ループ3周目の第二王子様!─溺愛同棲ルートに連れ込んで、無表情無口令嬢を泥デロ幸せにするまで─
ルーカスと同じ深い紫色の瞳に鈍い光を灯すウィリアムには、有無を言わせぬ長兄の圧がある。ルーカスは捻り上げたウィリアムの手をしぶしぶ払った。
悔しいが、ただでさえ権力の塊のウィリアムから、暴力を盾に不利な条件を突き付けられるわけにはいかなかった。
「可愛い弟だからね、今のは不問にしてあげる」
弟に握られて痛んだ腕を振るって痛みを飛ばすウィリアムは、どんな時でも笑顔だ。
にこにこ笑顔を貼り付けて崩さず、人の嫌がるところを的確に突く。兄のそういうところをルーカスは昔からどうしても好かない。

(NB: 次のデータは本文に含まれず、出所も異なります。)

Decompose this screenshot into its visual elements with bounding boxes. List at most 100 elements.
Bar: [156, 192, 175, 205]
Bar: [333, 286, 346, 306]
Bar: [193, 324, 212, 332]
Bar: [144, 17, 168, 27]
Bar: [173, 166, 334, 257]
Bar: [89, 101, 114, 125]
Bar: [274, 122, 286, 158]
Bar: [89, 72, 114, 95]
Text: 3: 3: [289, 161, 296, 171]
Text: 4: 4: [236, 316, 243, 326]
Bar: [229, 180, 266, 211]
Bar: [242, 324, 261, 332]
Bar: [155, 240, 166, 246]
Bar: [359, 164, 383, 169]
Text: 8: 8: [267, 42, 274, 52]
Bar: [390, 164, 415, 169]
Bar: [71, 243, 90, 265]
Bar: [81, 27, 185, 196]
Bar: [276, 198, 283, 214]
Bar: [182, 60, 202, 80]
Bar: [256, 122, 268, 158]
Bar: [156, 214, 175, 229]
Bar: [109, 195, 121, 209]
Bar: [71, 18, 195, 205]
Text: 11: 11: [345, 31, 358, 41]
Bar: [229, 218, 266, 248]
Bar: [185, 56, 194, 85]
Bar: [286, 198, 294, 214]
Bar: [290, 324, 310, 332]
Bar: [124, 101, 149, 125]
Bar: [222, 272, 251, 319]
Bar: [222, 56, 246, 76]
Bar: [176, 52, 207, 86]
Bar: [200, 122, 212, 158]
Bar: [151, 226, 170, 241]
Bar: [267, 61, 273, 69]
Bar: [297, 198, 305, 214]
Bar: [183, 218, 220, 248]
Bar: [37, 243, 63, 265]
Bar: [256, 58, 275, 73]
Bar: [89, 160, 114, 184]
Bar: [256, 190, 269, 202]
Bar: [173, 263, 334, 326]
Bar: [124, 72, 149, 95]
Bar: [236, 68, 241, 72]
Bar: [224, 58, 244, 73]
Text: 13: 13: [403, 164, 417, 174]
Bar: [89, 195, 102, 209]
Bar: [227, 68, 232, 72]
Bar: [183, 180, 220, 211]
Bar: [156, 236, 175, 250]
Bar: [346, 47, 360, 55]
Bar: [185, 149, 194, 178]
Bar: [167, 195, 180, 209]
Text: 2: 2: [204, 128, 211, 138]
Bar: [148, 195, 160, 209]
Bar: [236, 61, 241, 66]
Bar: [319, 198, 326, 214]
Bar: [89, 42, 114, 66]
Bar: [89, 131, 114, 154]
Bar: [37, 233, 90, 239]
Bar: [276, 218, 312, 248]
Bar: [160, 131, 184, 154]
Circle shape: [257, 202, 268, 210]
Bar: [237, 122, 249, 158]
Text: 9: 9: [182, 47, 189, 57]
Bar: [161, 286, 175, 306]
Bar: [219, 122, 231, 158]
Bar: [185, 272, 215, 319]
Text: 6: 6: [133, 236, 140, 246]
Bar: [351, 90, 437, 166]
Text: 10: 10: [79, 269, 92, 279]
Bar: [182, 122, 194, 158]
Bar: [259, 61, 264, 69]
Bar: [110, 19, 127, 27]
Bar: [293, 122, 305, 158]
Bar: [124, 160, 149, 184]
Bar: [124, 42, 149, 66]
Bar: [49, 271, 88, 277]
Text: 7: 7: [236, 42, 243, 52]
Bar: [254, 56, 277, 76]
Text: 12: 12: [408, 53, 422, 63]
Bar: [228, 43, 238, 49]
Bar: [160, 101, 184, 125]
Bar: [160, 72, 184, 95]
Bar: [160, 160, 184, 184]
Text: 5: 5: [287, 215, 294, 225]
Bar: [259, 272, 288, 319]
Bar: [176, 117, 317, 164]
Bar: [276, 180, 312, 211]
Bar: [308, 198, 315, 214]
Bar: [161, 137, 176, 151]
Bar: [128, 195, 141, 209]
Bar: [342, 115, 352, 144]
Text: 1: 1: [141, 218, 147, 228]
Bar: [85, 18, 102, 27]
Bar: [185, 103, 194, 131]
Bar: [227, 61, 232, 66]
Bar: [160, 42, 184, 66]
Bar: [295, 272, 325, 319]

形式上の礼をしたルーカスは涙を堪えたレイラの腰を抱き直し、ウィリアムの横を通り過ぎる。
パーティ会場の端っこで勃発した王太子と第二王子の不穏な空気は、ホール中の視線を集めていた。
「ルーカス、明日の夜、僕の部屋においで。イエール国から来賓があるからね」
この言葉もすでに3回目。
何が起こるのかすでに知っているルーカスは、手を上げて御意を示す。
「来賓」の目的を思うだけで頭が痛かった。兄はルーカスが一番嫌なことをするのが好きなのだ。